Even if I still could, I knew that if I turned away now, abandoning my search would only lead to more questions later. I needed to know not only why Sariel came into my life but also what was it that he was making me remember. I also needed to know why Grandpa never brought
up Daniel’s existence, and what was an angel doing in his drawing, not to mention the words forgive me underneath his cryptic poem. So much still didn’t make sense.
“Have you ever practiced any spirit magic?” I asked.
“Once, when I was younger,” Grandpa said, his eyes fixed on mine. “But I made a mistake. I spent the rest of my life paying for it. This is why I’m cautioning you.”
I was tempted to ask about Daniel but then I remembered Stan’s words.
“What did you do?”
“I summoned a spirit in a moment of fear and the effects are plaguing me to this day. I just hope that it all goes with me,” he said.

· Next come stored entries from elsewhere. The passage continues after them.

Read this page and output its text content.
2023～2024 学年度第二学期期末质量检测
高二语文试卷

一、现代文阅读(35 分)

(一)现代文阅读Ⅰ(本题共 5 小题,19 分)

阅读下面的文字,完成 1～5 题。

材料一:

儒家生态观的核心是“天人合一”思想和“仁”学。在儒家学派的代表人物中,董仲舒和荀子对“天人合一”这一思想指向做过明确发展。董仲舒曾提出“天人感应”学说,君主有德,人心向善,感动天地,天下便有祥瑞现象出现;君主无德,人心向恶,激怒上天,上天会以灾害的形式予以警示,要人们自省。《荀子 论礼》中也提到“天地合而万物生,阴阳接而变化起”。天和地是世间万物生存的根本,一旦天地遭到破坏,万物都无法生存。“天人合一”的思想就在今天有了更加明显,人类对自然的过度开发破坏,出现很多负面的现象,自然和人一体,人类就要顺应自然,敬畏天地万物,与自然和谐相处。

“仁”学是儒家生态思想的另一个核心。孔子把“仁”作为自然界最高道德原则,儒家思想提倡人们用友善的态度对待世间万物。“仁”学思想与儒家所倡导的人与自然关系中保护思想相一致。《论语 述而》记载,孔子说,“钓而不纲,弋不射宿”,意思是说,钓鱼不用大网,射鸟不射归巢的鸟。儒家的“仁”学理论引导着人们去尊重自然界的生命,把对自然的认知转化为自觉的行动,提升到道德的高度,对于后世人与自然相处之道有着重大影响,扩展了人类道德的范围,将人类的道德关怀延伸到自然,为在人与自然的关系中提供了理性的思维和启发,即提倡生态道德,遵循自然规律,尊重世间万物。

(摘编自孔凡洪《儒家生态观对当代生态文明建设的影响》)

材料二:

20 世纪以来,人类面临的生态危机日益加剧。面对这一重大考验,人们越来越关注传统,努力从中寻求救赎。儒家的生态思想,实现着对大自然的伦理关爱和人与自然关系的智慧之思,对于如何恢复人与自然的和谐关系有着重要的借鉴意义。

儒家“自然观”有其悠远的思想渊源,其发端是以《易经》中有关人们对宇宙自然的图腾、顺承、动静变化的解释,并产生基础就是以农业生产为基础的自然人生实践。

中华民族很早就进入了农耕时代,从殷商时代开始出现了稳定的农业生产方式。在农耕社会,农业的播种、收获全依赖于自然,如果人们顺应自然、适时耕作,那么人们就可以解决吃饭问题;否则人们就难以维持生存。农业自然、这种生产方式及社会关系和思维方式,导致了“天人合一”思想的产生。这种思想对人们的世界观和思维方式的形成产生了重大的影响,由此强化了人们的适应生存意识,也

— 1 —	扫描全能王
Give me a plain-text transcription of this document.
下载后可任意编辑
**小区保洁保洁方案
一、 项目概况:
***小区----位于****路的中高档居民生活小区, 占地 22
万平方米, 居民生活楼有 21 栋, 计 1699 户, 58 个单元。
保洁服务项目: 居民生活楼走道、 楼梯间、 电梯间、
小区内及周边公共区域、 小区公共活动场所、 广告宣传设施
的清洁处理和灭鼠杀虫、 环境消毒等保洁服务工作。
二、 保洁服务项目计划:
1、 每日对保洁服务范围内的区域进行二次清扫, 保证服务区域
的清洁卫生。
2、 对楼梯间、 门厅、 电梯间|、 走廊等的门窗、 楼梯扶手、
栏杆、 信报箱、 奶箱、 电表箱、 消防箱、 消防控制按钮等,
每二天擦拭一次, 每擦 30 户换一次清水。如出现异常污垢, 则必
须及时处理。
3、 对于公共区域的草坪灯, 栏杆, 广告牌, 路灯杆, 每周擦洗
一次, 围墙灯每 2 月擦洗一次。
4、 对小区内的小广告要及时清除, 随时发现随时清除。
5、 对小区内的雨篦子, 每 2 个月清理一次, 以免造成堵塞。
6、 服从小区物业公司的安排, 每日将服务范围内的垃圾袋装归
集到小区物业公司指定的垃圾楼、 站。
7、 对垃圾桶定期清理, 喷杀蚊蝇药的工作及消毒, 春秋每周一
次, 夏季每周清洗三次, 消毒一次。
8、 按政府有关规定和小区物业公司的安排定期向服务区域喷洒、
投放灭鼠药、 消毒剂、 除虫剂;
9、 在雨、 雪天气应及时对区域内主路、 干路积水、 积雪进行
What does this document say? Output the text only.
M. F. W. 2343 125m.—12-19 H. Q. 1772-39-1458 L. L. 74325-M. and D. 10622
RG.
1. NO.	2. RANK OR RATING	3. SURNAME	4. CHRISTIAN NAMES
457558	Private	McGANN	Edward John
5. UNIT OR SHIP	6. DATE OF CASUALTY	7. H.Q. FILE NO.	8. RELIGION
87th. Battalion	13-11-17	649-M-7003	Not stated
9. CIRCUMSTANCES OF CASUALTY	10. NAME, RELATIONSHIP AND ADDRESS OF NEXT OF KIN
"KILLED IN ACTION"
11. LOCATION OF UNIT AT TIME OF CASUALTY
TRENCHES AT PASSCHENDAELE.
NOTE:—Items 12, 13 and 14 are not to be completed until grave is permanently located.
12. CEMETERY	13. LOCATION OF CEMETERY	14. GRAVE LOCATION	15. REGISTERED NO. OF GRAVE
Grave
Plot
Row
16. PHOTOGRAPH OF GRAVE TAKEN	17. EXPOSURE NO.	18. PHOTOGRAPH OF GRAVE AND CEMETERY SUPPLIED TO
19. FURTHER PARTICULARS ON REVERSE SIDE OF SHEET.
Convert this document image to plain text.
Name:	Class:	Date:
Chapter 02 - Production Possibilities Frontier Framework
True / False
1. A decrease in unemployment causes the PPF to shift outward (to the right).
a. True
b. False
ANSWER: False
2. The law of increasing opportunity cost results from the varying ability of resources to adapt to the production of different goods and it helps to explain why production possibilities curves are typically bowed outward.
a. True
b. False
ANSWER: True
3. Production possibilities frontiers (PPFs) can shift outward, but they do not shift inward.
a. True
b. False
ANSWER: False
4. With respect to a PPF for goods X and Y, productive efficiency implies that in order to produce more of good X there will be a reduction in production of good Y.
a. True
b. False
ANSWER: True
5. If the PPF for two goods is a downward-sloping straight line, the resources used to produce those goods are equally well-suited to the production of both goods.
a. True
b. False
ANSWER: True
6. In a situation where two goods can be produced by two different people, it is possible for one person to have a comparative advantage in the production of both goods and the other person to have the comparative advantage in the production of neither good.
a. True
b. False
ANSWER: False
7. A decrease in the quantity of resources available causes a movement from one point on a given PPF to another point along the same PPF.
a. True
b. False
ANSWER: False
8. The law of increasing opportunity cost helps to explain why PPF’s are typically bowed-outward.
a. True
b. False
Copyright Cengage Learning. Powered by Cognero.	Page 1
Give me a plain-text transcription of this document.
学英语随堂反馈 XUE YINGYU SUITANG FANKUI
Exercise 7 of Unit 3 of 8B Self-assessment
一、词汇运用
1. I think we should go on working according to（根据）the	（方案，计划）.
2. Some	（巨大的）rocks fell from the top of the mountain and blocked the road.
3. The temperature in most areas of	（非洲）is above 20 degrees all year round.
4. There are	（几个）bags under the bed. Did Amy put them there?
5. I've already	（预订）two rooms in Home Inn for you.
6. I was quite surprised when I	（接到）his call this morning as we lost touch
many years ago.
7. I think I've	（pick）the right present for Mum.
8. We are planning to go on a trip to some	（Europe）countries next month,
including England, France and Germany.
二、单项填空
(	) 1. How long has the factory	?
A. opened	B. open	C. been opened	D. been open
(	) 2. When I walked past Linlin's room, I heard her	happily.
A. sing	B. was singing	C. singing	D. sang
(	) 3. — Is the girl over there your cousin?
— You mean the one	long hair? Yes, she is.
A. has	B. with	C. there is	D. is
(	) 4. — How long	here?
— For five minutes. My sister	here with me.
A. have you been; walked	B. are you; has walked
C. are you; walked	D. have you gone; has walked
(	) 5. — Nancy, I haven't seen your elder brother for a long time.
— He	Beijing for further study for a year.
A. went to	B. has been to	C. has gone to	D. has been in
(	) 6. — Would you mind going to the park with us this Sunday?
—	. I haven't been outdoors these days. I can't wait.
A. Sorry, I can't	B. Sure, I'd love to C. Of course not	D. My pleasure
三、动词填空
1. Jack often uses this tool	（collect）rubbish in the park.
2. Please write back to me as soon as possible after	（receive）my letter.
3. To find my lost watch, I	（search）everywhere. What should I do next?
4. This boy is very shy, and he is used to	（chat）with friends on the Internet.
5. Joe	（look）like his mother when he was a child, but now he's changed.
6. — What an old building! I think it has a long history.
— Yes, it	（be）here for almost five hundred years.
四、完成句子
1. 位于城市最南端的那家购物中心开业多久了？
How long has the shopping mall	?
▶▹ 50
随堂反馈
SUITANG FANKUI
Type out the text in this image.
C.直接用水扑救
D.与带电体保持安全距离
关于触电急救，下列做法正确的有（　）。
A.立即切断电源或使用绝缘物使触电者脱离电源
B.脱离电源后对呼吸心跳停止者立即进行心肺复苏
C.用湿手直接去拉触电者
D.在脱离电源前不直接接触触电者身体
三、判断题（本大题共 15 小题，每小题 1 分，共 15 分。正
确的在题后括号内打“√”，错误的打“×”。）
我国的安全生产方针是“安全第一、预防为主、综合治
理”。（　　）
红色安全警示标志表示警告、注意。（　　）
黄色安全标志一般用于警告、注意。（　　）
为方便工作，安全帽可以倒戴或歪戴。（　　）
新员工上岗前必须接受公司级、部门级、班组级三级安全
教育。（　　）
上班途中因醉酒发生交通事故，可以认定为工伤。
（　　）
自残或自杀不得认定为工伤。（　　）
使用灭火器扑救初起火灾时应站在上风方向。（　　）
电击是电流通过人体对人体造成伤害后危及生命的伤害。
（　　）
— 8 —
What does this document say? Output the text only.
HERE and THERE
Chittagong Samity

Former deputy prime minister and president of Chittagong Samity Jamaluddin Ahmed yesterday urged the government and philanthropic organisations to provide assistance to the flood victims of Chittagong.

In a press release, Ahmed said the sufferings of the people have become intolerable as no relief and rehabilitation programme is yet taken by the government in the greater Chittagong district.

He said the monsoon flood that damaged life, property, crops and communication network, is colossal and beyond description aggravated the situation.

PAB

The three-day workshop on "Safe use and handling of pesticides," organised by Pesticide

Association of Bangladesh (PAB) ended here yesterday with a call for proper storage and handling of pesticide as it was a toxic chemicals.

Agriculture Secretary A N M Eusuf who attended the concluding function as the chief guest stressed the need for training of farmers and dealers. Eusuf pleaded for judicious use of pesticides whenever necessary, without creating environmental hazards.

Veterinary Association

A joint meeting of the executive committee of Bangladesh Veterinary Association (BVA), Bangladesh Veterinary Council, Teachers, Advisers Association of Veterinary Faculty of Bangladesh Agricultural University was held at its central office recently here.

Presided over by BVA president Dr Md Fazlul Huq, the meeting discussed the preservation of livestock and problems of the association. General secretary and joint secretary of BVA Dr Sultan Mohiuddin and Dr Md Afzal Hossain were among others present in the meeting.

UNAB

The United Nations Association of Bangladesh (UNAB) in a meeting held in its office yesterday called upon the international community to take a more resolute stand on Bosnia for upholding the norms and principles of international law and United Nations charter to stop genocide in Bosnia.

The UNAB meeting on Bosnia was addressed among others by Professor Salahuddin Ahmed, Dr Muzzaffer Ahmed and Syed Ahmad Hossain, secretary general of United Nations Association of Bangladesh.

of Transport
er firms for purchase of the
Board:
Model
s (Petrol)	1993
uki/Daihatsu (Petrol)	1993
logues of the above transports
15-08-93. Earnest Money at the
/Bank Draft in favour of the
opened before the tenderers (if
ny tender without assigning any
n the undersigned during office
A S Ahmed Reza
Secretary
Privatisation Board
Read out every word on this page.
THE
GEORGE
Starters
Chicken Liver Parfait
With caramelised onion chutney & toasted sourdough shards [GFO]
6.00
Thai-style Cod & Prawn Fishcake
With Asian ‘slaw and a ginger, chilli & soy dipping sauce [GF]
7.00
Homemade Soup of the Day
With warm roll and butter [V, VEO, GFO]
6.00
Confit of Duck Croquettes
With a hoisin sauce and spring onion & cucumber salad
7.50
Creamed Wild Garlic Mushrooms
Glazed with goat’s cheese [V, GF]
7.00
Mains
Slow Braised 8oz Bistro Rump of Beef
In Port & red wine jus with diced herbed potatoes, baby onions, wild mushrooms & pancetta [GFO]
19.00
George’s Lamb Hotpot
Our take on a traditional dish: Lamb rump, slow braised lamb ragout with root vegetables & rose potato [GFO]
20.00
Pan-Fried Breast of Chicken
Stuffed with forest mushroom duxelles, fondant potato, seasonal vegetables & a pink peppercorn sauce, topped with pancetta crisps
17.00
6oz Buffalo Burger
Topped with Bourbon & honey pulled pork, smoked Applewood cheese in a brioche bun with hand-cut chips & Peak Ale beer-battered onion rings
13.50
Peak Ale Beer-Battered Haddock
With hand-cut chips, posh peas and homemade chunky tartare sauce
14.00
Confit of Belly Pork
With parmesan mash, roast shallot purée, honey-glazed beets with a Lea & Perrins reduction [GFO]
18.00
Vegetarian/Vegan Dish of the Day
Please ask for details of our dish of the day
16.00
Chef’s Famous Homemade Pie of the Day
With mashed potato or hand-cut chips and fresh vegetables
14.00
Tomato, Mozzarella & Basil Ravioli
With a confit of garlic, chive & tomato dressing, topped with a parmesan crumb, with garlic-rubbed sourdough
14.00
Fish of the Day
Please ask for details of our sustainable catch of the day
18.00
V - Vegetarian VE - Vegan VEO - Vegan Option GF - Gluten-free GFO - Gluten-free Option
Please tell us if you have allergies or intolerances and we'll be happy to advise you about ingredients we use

“But there must be another way! If you feel you did something that bad, there must be something equally good you can do to balance it, right? Restore harmony?”
“Dear Evelina, you are a smart girl. But I have reasons to believe that I alone must pay the price for my deed and no one else must be involved. There, I said it. If I were to share more, the curse would spill and infect the very ones I want to protect. Please don’t ever bring this up again or mention it to anyone.”
The pain on Grandpa’s face said it all. But what he didn’t realize was that whatever he had done already affected us all, and I was getting close to peeling the scab that grew over his secret. It even made me wonder whether perhaps this long unexpressed anguish was what had solidified into the cancerous cells that ravaged his body.
Grandma came into the bedroom to help Grandpa walk into the kitchen where she had prepared their midday meal. I returned to the sofa, took out the Bible and reread the marked quote. The soul that sinneth, it shall die. Ezekiel’s words were starting to gain more meaning. Did they point to Grandpa’s guilt?
I wished I could make him realize the absurdity of keeping things secret from us. Maybe what he needed was Daniel’s forgiveness but felt he didn’t deserve it after what he had done? After all, it is what he wrote in the journal. That must be it! Besides the picture in my hand, I felt that I held a key to Grandpa’s healing.
I put the Bible back in the drawer, said goodbye to my grandparents, and stuffing the photograph deep inside my pocket, flew down the stairs, anxious to share my discoveries with Punk.